KARAWANG – Wakil Ketua Komisi III DPRD Kabupaten Karawang dari Fraksi NasDem, H. Erick Heryawan Kusuma, S.E., kembali menunjukkan komitmennya dalam melestarikan dan mengembangkan budaya Sunda. Dalam sambutannya pada perayaan Hari Ulang Tahun ke-5 Paguyuban Maung Geulis, yang digelar Minggu (3/8/2025) di Desa Anggadita, Kecamatan Klari, Kabupaten Karawang, Erick mengangkat semangat “Reug-Reug” — sebagai bentuk kekuatan batin untuk terus bertahan menjaga jati diri budaya lokal di tengah tantangan zaman.

“Melihat masih banyak budayawan Sunda yang tetap gigih mempertahankan adat dan budaya di tengah arus deras digitalisasi dan globalisasi, saya merasa haru sekaligus bangga. Ini menjadi bukti bahwa akar budaya kita masih kuat,” ucap Erick penuh semangat.

Acara yang berlangsung meriah itu dimeriahkan oleh berbagai penampilan seni dari para tunas muda, mulai dari seni bela diri pencak silat, tari jaipong, hingga pertunjukan seni tradisional lainnya. Erick mengapresiasi semangat generasi muda yang turut aktif mengenal dan melestarikan warisan budaya leluhur.
“Sebagai orang Karawang, kita tidak boleh hanya memikirkan kemajuan dan pembangunan ke depan. Kita juga harus menengok ke belakang—melihat akar sejarah dan budaya kita yang kaya. Budaya Sunda itu identik dengan nilai-nilai Cageur, Bageur, Pinter, Someah, dan Bijaksana. Ini adalah identitas luhur yang harus kita wariskan pada anak cucu kita,” ungkap Erick yang dikenal luas sebagai figur wakil rakyat yang peduli terhadap pengembangan budaya dan para pelaku seni.
Dalam pandangannya, keberadaan komunitas budaya seperti Paguyuban Maung Geulis adalah mitra strategis dalam menjaga keberlanjutan budaya lokal di tengah era modern. Oleh karena itu, ia menegaskan bahwa perhatian terhadap dunia kebudayaan tidak boleh setengah hati.
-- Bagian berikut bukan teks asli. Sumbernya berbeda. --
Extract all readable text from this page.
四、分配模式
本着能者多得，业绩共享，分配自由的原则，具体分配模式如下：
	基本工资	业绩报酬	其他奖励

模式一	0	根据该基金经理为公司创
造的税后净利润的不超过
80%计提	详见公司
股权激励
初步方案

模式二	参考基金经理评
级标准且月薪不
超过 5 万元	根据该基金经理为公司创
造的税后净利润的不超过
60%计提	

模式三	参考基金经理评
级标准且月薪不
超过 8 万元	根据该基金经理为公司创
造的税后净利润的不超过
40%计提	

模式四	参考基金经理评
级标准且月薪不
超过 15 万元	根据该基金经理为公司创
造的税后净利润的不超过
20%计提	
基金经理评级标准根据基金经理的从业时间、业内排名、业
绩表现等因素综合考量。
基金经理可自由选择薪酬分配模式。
“Saya berharap acara seperti ini bukan hanya dipertahankan, tapi terus dikembangkan. Budaya Sunda bukan sekadar warisan masa lalu, melainkan identitas masa depan kita. Dunia harus tahu bahwa masyarakat Sunda punya karakter yang luhur, penuh sopan santun, dan juga cerdas dalam berintelektualisasi,” tandasnya.
H. Erick Heryawan Kusuma selama ini dikenal sebagai wakil rakyat yang konsisten memberikan dukungan terhadap kegiatan budaya, baik melalui penguatan kebijakan di parlemen maupun melalui keterlibatan langsung di lapangan. Sosoknya yang rendah hati namun tegas, menjadikannya panutan di tengah masyarakat seni dan budaya Karawang.
Perayaan HUT Paguyuban Maung Geulis ke-5 ini pun menjadi momentum penting untuk terus menyalakan api semangat pelestarian budaya. Erick mengajak semua pihak, terutama generasi muda, agar tidak melupakan akar identitasnya.
“Budaya bukan sekadar tontonan, tapi tuntunan. Mari kita jaga dan angkat budaya Sunda agar tidak sekadar dikenang, tapi juga terus hidup dan berkembang,” pungkasnya.